When I met with Casey late in October, it was cold and gloomy in North Idaho. Everyone was gearing up for the season’s first snow. But Casey had walked instead of driving, because that morning they’d awoken to find the rear window of their car smashed in. Was it an accident, a random robbery attempt, or a threat?
“I have to think about that,” Casey said. “It’s intimidating sometimes.”
Casey grew up in a fundamentalist Christian church, which they describe as a cult. They were homeschooled and generally “raised away from society,” all of which they believe made them particularly susceptible to extremist ideologies. They were drawn to AHA because they felt they weren’t being encouraged to do enough to end abortion within their own church. If abortion is murder, Casey wondered, why aren’t we speaking out against it?
Then they encountered the “abolitionist” movement.
“I started watching all their YouTube videos, and it was all these people that call themselves Christians who were boldly declaring their faith … applying their faith to confront culture, is how they always presented it,” they said.

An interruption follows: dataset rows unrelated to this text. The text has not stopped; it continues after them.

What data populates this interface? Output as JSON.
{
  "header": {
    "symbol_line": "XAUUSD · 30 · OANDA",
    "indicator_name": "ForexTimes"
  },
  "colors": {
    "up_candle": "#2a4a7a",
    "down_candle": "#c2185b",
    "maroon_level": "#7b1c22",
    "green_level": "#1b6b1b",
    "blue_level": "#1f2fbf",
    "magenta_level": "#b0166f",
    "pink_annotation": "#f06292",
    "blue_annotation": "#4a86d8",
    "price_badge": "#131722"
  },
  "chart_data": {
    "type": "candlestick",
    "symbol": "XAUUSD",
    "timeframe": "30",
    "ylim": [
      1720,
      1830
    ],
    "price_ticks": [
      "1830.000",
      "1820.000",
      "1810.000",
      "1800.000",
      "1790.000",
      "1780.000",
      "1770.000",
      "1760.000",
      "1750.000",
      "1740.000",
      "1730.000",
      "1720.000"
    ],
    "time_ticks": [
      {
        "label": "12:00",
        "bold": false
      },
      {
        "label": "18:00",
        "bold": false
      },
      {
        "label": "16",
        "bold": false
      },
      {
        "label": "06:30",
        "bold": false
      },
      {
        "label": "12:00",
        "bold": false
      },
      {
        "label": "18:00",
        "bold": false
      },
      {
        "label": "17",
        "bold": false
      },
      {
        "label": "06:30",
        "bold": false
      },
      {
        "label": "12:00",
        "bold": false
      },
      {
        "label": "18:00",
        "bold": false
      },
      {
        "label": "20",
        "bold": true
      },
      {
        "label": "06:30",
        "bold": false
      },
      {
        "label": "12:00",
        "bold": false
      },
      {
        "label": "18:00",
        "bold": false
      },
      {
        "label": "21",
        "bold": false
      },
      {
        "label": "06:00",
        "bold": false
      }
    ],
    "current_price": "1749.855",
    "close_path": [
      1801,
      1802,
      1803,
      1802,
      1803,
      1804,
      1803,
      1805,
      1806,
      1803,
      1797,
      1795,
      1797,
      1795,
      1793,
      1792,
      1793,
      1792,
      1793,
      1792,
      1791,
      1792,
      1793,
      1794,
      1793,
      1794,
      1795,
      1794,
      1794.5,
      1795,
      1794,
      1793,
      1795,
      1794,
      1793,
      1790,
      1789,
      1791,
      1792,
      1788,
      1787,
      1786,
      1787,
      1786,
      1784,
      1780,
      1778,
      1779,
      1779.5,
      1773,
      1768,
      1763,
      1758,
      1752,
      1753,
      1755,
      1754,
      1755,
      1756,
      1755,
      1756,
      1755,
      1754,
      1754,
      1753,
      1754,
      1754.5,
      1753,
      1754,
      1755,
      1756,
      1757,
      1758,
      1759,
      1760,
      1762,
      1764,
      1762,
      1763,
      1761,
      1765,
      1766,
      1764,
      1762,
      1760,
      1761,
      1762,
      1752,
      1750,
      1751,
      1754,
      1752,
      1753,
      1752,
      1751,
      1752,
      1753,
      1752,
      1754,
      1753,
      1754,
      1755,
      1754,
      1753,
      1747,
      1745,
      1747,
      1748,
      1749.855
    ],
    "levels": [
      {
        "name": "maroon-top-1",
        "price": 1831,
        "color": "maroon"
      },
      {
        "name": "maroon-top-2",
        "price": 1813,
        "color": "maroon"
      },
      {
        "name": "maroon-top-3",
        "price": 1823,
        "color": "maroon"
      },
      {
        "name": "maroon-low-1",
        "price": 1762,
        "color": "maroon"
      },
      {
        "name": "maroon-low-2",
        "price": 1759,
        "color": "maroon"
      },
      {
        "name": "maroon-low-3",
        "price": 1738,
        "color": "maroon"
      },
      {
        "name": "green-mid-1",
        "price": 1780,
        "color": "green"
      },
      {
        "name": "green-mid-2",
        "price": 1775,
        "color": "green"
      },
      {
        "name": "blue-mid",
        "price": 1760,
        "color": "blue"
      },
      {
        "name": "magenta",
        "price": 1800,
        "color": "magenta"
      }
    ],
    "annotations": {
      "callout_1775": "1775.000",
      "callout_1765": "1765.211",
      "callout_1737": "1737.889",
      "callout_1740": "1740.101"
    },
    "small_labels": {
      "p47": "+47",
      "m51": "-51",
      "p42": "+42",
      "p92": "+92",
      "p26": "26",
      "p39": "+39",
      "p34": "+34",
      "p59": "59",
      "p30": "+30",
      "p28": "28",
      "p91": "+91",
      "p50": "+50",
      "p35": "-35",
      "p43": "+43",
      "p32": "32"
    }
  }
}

Casey was hooked and became an active member of the group, joining protests at local schools, stores, events, and at the Planned Parenthood clinic in Spokane, Washington, about an hour and a half away from Sandpoint. But then community members started pushing back.
“It made me really paranoid to be in Sandpoint because I felt like people were looking at me and targeting me,” Casey said. Around the same time, a group of women from the original AHA group in Oklahoma started to speak up about misogyny within their movement.
“They started basically educating me on women’s issues from a Christian perspective,” Casey said. “If God created everybody equal, and that’s the platform we’re running on to say ‘unborn’ children have rights, then why don’t women have equal rights?” Ultimately, Casey was one of several people kicked out for standing up for that idea.
Casey is also queer and recognizes now that fear and self-hatred was part of what drove their actions in the past.
“I grew up hating myself because I thought [my sexuality] was a crime. It was against God. I tried to kill myself over it, and I never got help from the church,” they said. “And so as I’ve gotten away from that kind of thing—this is going to sound really cliché—but I try to be the person that I wish I would’ve had when I was younger.”